Neuropsychology is in a similar position. We know that the state of the brain matters. We can even correlate individual lesions with striking mental deficits such as attention in conditions like hemineglect or Balints’ syndrome. And that’s where the state of the art ends. We are much better at diagnosing these conditions than being able to do anything about them.
This state of affairs isn’t unique to neuropsychology either – it basically characterizes the situation in almost all of the neural sciences. The mongols didn’t appreciate the importance of brain chemistry. We do, but there is preciously little we can do about it. For instance, ADHD and ADD are fairly common and it is a good bet that dopaminergic neurotransmission is impaired in these conditions. However, we can’t be entirely sure what is wrong in an individual case and even drugs effective at modulating dopaminergic neurotransmission, e.g. Ritalin *downregulate* the expression and sensitivity of dopamine receptors in the long term. It also tends to interfere with other cognitive systems, such as memory in susceptible individuals. I have no doubt that in the long term, we will develop much more selective agents that work with the individual biochemistry and *up*regulate dopamine receptors in these people.

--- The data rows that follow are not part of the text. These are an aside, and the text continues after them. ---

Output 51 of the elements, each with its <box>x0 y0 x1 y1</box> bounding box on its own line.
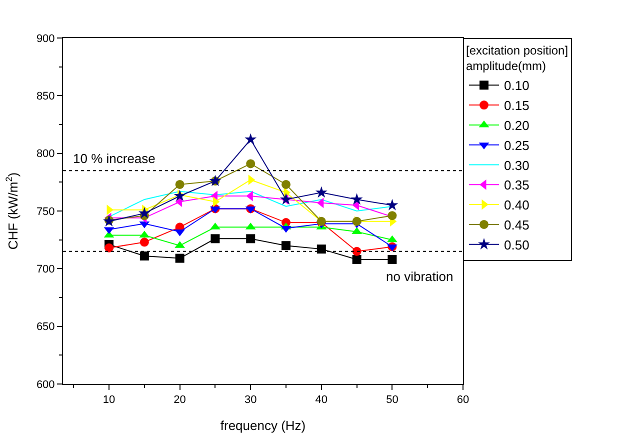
point <box>352 216 362 226</box>
x-axis-title: frequency (Hz) <box>220 418 306 433</box>
point <box>140 251 149 260</box>
point <box>246 234 256 244</box>
point <box>282 180 291 189</box>
point <box>212 196 220 207</box>
y-tick-label: 600 <box>36 378 55 391</box>
x-tick-label: 50 <box>386 394 398 406</box>
point <box>388 254 397 264</box>
point <box>282 241 291 250</box>
legend-label: 0.10 <box>504 78 530 94</box>
point <box>174 190 186 202</box>
legend-label: 0.40 <box>504 198 530 213</box>
legend-label: 0.50 <box>504 237 530 252</box>
legend-label: 0.45 <box>504 218 530 233</box>
legend-label: 0.20 <box>504 118 530 134</box>
point <box>140 238 149 247</box>
point <box>315 186 328 198</box>
x-tick-label: 40 <box>315 394 328 406</box>
ref-line-label: 10 % increase <box>73 151 156 166</box>
legend-label: 0.30 <box>504 158 530 173</box>
point <box>386 198 398 210</box>
point <box>244 133 257 145</box>
point <box>246 159 256 168</box>
point <box>352 254 362 264</box>
point <box>175 180 184 189</box>
legend-label: 0.15 <box>504 98 530 114</box>
legend-label: 0.35 <box>504 178 530 193</box>
point <box>210 234 220 244</box>
y-tick-label: 750 <box>36 206 55 218</box>
legend-label: 0.25 <box>504 138 530 153</box>
point <box>138 207 150 218</box>
y-tick-label: 800 <box>36 148 55 160</box>
x-tick-label: 30 <box>244 394 257 406</box>
point <box>316 244 326 254</box>
point <box>175 254 184 263</box>
point <box>280 193 292 205</box>
y-tick-label: 700 <box>36 264 55 276</box>
point <box>387 235 398 242</box>
y-tick-label: 850 <box>36 90 55 103</box>
y-tick-label: 650 <box>36 321 55 334</box>
x-tick-label: 10 <box>102 394 116 406</box>
y-tick-label: 900 <box>36 32 55 45</box>
point <box>104 243 114 252</box>
point <box>350 193 363 205</box>
x-tick-label: 20 <box>174 394 186 406</box>
x-tick-label: 60 <box>456 394 470 406</box>
point <box>388 211 397 220</box>
ref-line-label: no vibration <box>386 269 454 284</box>
point <box>352 246 362 256</box>
legend-title: [excitation position] amplitude(mm) <box>466 44 568 74</box>
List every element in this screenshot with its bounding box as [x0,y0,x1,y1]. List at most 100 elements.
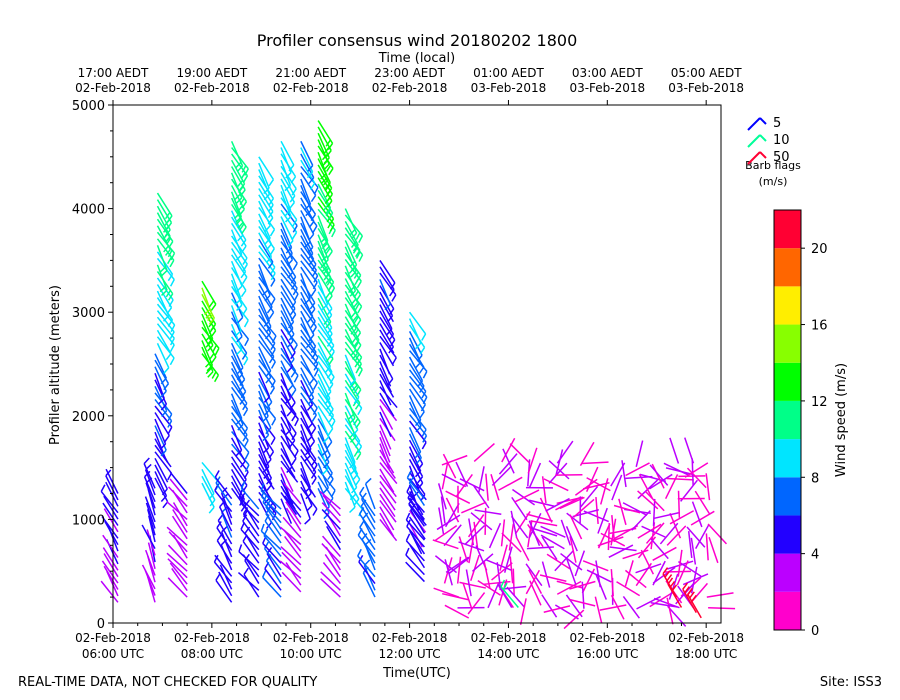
wind-barb [231,431,250,460]
barb-shaft [344,443,357,469]
barb-flag [167,215,173,223]
barb-flag [170,324,176,333]
barb-flag [353,290,359,299]
barb-flag [355,421,361,429]
barb-shaft [280,278,297,303]
barb-shaft [280,197,298,221]
wind-barb [147,509,156,536]
barb-shaft [324,554,342,578]
wind-barb [539,574,567,582]
barb-flag [351,385,358,392]
colorbar-bin [774,286,801,325]
barb-flag [243,471,249,479]
barb-shaft [230,368,247,392]
barb-flag [414,361,422,369]
wind-barb [156,342,170,374]
barb-shaft [379,455,396,479]
wind-barb [285,501,302,525]
barb-shaft [539,574,567,582]
barb-shaft [676,560,689,586]
barb-flag [284,429,292,436]
wind-barb [105,468,119,494]
barb-flag [325,277,332,284]
barb-shaft [167,577,188,598]
barb-shaft [264,548,282,571]
barb-shaft [230,323,243,350]
barb-shaft [500,586,519,608]
wind-barb [599,478,609,505]
wind-barb [258,333,275,364]
barb-flag [169,259,175,268]
wind-barb [359,520,376,551]
barb-flag [284,216,292,223]
barb-flag [308,233,315,241]
barb-flag [365,477,372,485]
barb-flag [325,270,332,278]
barb-flag [168,241,174,249]
barb-flag [217,514,224,521]
wind-barb [280,410,297,441]
barb-shaft [321,508,341,530]
barb-flag [349,290,356,297]
wind-barb [406,470,425,500]
barb-flag [322,487,329,494]
barb-shaft [344,392,356,419]
wind-barb [344,449,359,481]
barb-shaft [280,441,293,468]
barb-shaft [230,393,243,419]
barb-shaft [154,359,170,384]
wind-barb [599,604,627,611]
barb-flag [158,398,165,405]
barb-flag [164,229,171,237]
barb-shaft [300,222,314,248]
wind-barb [707,523,728,545]
barb-flag [216,521,222,529]
wind-barb [473,443,495,463]
barb-shaft [669,510,695,525]
wind-barb [148,515,156,543]
wind-barb [166,501,188,520]
barb-flag [292,287,298,296]
barb-shaft [569,580,596,590]
barb-flag [290,370,297,378]
barb-shaft [258,422,270,449]
wind-barb [258,378,273,409]
barb-flag [327,428,334,436]
wind-barb [280,485,296,510]
barb-flag [290,351,296,360]
wind-barb [171,568,188,592]
barb-flag [263,472,270,479]
barb-flag [266,477,272,485]
barb-flag [350,264,358,272]
wind-barb [300,197,315,228]
barb-flag [235,254,243,261]
barb-flag [293,293,299,302]
wind-barb [379,455,396,479]
wind-barb [100,580,119,603]
wind-barb [511,496,528,521]
wind-barb [156,297,174,327]
wind-barb [559,496,585,510]
barb-shaft [102,502,119,526]
barb-shaft [280,159,292,186]
barb-flag [239,397,246,405]
barb-shaft [652,560,666,586]
barb-shaft [320,578,341,598]
wind-barb [379,487,396,511]
barb-flag [328,168,334,176]
wind-barb [669,510,695,525]
wind-barb [230,229,243,261]
wind-barb [649,464,669,486]
barb-flag [349,506,356,514]
barb-shaft [563,609,585,630]
wind-barb [456,556,462,584]
wind-barb [230,273,242,305]
barb-shaft [408,503,426,527]
barb-shaft [280,247,294,273]
wind-barb [167,577,188,598]
barb-shaft [441,454,468,466]
barb-flag [270,361,276,369]
wind-barb [300,178,312,211]
barb-flag [304,518,311,525]
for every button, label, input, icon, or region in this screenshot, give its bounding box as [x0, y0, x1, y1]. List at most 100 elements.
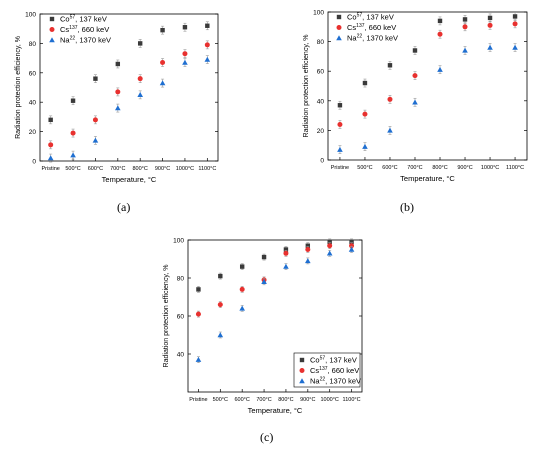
data-point	[412, 48, 418, 53]
data-point	[115, 105, 121, 111]
data-point	[217, 302, 223, 308]
panel-label-a: (a)	[117, 200, 131, 214]
x-axis-label: Temperature, °C	[102, 175, 157, 184]
y-tick-label: 20	[317, 128, 325, 135]
series-na	[47, 55, 211, 163]
series-na	[195, 246, 355, 364]
data-point	[217, 332, 224, 338]
data-point	[337, 103, 343, 108]
data-point	[283, 247, 289, 252]
x-tick-label: Pristine	[331, 165, 349, 171]
x-tick-label: 1000°C	[176, 166, 194, 172]
data-point	[115, 61, 121, 67]
data-point	[326, 250, 333, 256]
x-tick-label: 900°C	[300, 397, 315, 403]
data-point	[387, 63, 393, 68]
legend-entry: Cs137, 660 keV	[347, 23, 396, 32]
x-tick-label: 600°C	[382, 165, 397, 171]
y-tick-label: 100	[173, 238, 184, 245]
legend-box	[293, 352, 361, 388]
y-tick-label: 0	[32, 159, 36, 166]
x-tick-label: 1100°C	[198, 166, 216, 172]
legend-entry: Co57, 137 keV	[310, 356, 357, 365]
data-point	[182, 25, 188, 30]
data-point	[462, 24, 468, 30]
data-point	[487, 44, 493, 50]
x-tick-label: 700°C	[256, 397, 271, 403]
data-point	[137, 76, 143, 82]
legend-entry: Cs137, 660 keV	[310, 366, 359, 375]
x-tick-label: 800°C	[432, 165, 447, 171]
data-point	[283, 263, 289, 269]
legend-marker	[299, 378, 305, 384]
data-point	[70, 152, 76, 158]
x-tick-label: 500°C	[213, 397, 228, 403]
x-tick-label: 700°C	[110, 166, 125, 172]
y-tick-label: 80	[177, 276, 185, 283]
plot-frame	[327, 11, 528, 161]
series-co	[48, 21, 210, 125]
chart-panel-1: 0 20 40 60 80 100 Pristine 500°C 600°C 700°C 800°C…	[303, 10, 528, 183]
legend-marker	[336, 25, 342, 30]
data-point	[327, 239, 332, 245]
x-tick-label: 600°C	[235, 397, 250, 403]
x-tick-label: 900°C	[457, 165, 472, 171]
data-point	[48, 117, 53, 123]
chart-panel-0: 0 20 40 60 80 100 Pristine 500°C 600°C 700°C 800°C…	[15, 12, 219, 184]
data-point	[195, 356, 202, 362]
x-tick-label: Pristine	[42, 166, 60, 172]
data-point	[305, 247, 311, 252]
data-point	[487, 22, 493, 28]
y-tick-label: 40	[177, 352, 185, 359]
y-tick-label: 80	[29, 41, 37, 48]
data-point	[137, 41, 143, 46]
y-tick-label: 100	[25, 12, 36, 19]
y-axis-label: Radiation protection efficiency, %	[163, 265, 170, 368]
data-point	[47, 155, 54, 161]
data-point	[327, 243, 333, 249]
data-point	[337, 121, 343, 127]
y-axis-label: Radiation protection efficiency, %	[303, 35, 310, 138]
data-point	[512, 44, 518, 50]
panel-label-c: (c)	[260, 430, 274, 444]
legend-marker	[299, 368, 305, 373]
y-tick-label: 0	[320, 158, 324, 165]
data-point	[362, 80, 368, 86]
data-point	[412, 99, 418, 105]
data-point	[137, 92, 143, 98]
y-tick-label: 60	[29, 70, 37, 77]
data-point	[182, 51, 188, 57]
data-point	[362, 111, 368, 117]
data-point	[337, 146, 343, 152]
data-point	[239, 305, 245, 311]
legend-entry: Cs137, 660 keV	[60, 25, 109, 34]
data-point	[160, 60, 166, 66]
data-point	[349, 239, 354, 245]
y-tick-label: 40	[317, 98, 325, 105]
data-point	[487, 15, 493, 21]
data-point	[348, 246, 355, 252]
data-point	[362, 143, 368, 149]
x-tick-label: 500°C	[357, 165, 372, 171]
data-point	[70, 130, 76, 136]
y-axis-label: Radiation protection efficiency, %	[15, 36, 22, 139]
legend-entry: Co57, 137 keV	[347, 13, 394, 22]
data-point	[437, 66, 443, 72]
x-tick-label: 1100°C	[506, 165, 524, 171]
data-point	[387, 96, 393, 102]
data-point	[305, 243, 311, 248]
y-tick-label: 80	[317, 39, 325, 46]
data-point	[182, 59, 188, 65]
x-tick-label: 1100°C	[343, 397, 361, 403]
data-point	[261, 279, 267, 284]
y-tick-label: 60	[177, 314, 185, 321]
x-tick-label: 700°C	[407, 165, 422, 171]
x-tick-label: 1000°C	[320, 397, 338, 403]
legend-entry: Na22, 1370 keV	[347, 34, 398, 43]
y-tick-label: 20	[29, 129, 37, 136]
legend-marker	[336, 35, 342, 41]
data-point	[512, 14, 518, 19]
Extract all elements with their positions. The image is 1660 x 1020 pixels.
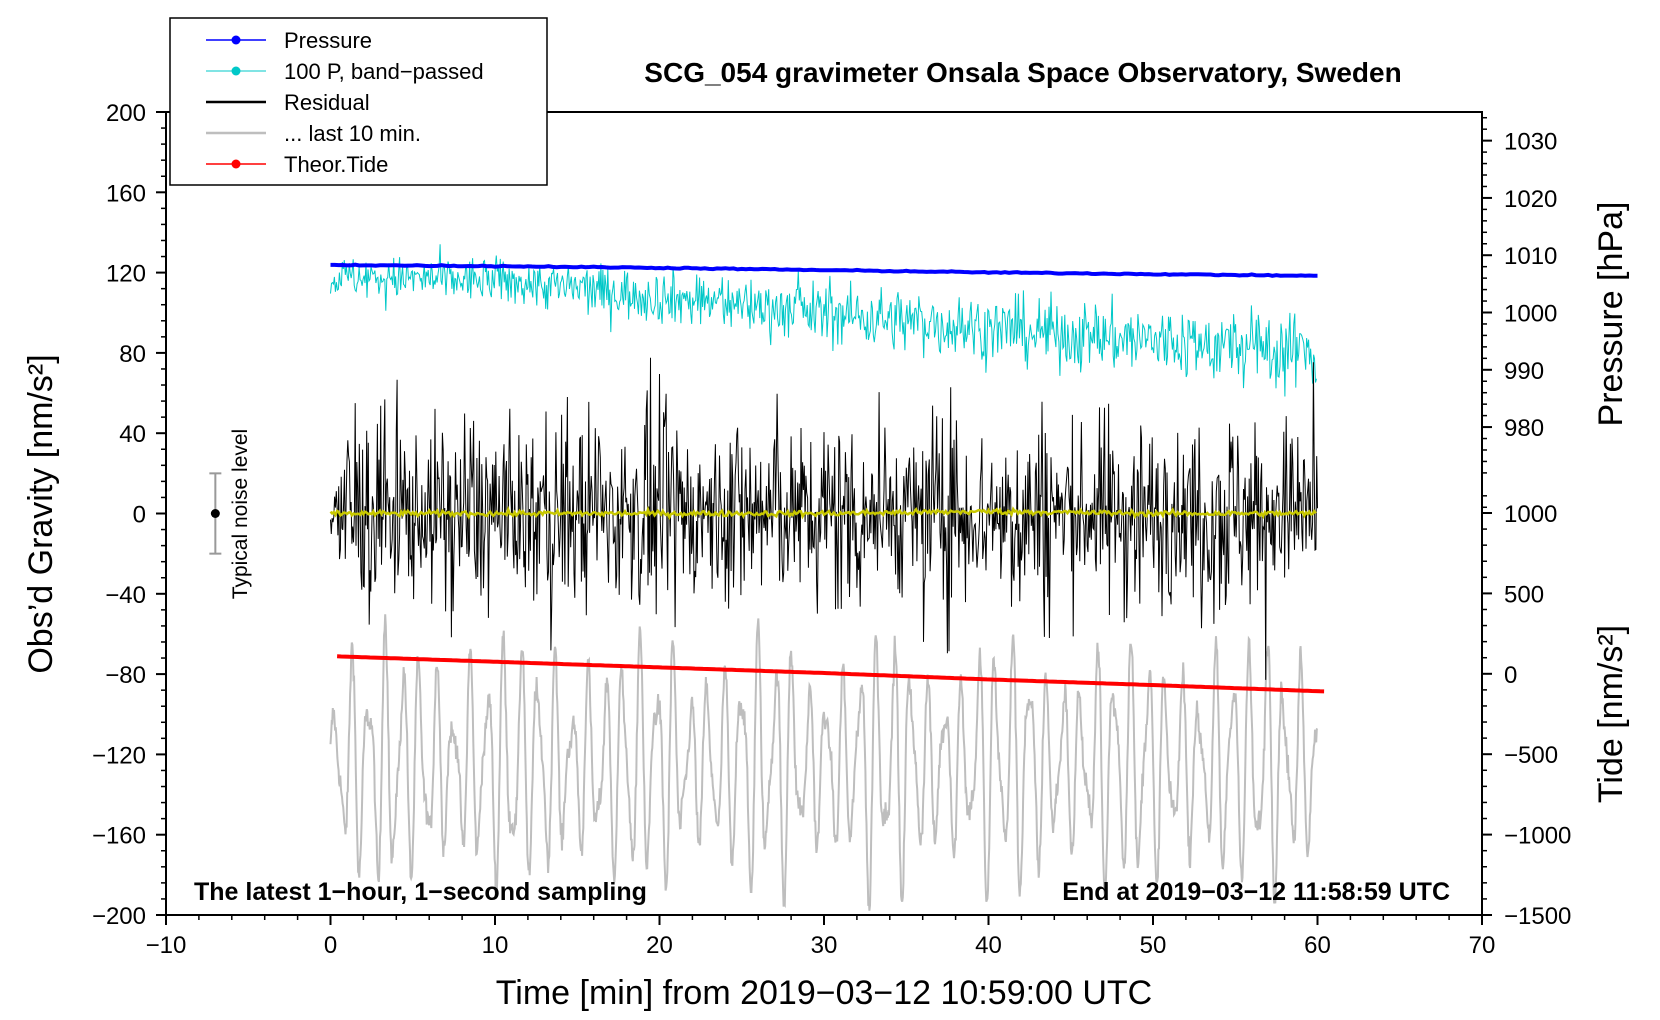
x-tick-label: 30: [811, 932, 838, 959]
x-axis-label: Time [min] from 2019−03−12 10:59:00 UTC: [496, 974, 1152, 1012]
y-tick-label: 0: [133, 502, 146, 529]
x-tick-label: 60: [1304, 932, 1331, 959]
x-tick-label: 70: [1469, 932, 1496, 959]
y-tick-label: −120: [92, 742, 146, 769]
y-tick-label: −200: [92, 903, 146, 930]
y-tick-label: 200: [106, 100, 146, 127]
y-tick-label: 80: [119, 341, 146, 368]
legend-label: Theor.Tide: [284, 152, 388, 177]
noise-level-indicator: Typical noise level: [209, 429, 252, 599]
tide-tick-label: −500: [1504, 742, 1558, 769]
tide-tick-label: 0: [1504, 662, 1517, 689]
y-tick-label: 40: [119, 421, 146, 448]
legend-marker: [231, 159, 241, 169]
x-tick-label: 10: [482, 932, 509, 959]
x-tick-label: 0: [324, 932, 337, 959]
series-residual: [330, 357, 1318, 680]
pressure-tick-label: 1020: [1504, 186, 1557, 213]
legend-label: Residual: [284, 90, 370, 115]
pressure-tick-label: 1000: [1504, 301, 1557, 328]
noise-level-label: Typical noise level: [229, 429, 252, 599]
legend-label: 100 P, band−passed: [284, 59, 484, 84]
tide-tick-label: 500: [1504, 581, 1544, 608]
series-layer: [329, 244, 1325, 911]
axes-layer: −10 0 10 20 30 40 50 60 7020016012080400−40−80−1…: [92, 100, 1571, 959]
tide-tick-label: −1500: [1504, 903, 1571, 930]
x-tick-label: 40: [975, 932, 1002, 959]
legend-label: ... last 10 min.: [284, 121, 421, 146]
y-axis-label-pressure: Pressure [hPa]: [1592, 202, 1630, 427]
pressure-tick-label: 980: [1504, 415, 1544, 442]
pressure-tick-label: 1010: [1504, 243, 1557, 270]
y-axis-label-tide: Tide [nm/s²]: [1592, 625, 1630, 803]
tide-tick-label: 1000: [1504, 501, 1557, 528]
series-band-passed-pressure: [330, 244, 1317, 397]
legend: Pressure 100 P, band−passed Residual ... la…: [169, 17, 548, 186]
x-tick-label: 50: [1140, 932, 1167, 959]
legend-label: Pressure: [284, 28, 372, 53]
series-theoretical-tide: [337, 654, 1325, 694]
x-tick-label: −10: [146, 932, 187, 959]
legend-marker: [231, 35, 241, 45]
annotation-sampling: The latest 1−hour, 1−second sampling: [194, 878, 647, 906]
tide-tick-label: −1000: [1504, 823, 1571, 850]
noise-level-dot: [210, 509, 220, 518]
y-axis-label-left: Obs’d Gravity [nm/s²]: [22, 354, 60, 673]
pressure-tick-label: 990: [1504, 358, 1544, 385]
series-residual-smoothed: [329, 505, 1317, 521]
y-tick-label: 120: [106, 261, 146, 288]
series-last-10-min: [329, 614, 1319, 911]
annotation-end-time: End at 2019−03−12 11:58:59 UTC: [1062, 878, 1450, 906]
pressure-tick-label: 1030: [1504, 129, 1557, 156]
series-pressure: [330, 262, 1318, 278]
y-tick-label: −40: [105, 582, 146, 609]
chart-title: SCG_054 gravimeter Onsala Space Observat…: [644, 57, 1401, 88]
y-tick-label: −80: [105, 662, 146, 689]
y-tick-label: 160: [106, 180, 146, 207]
legend-marker: [231, 66, 241, 76]
y-tick-label: −160: [92, 823, 146, 850]
x-tick-label: 20: [646, 932, 673, 959]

So we are basically in the position of Moses, wandering around in the desert for decades on end. We know the promised land exists and that we are on our way, but the path there will be hard and we will probably not live to see it (but endure all the suffering along the way). That is a truly harsh fate – having come so far only to realize that true progress eludes us further yet. Future generations – those living when the progress has been realized – will shake their head and wonder how anyone could live under such clearly inadequate conditions.
Again, the Mongols didn’t have this particular problem. I think we might be well advised to develop philosophical coping mechanisms that let us deal with our peculiar and – I would argue historically unique – position: Due to the very progress we made, we know that our available treatment options are far from ideal for many (if not most) conditions. We have come a long way, but at this point, it mostly just highlights how far we have yet to go.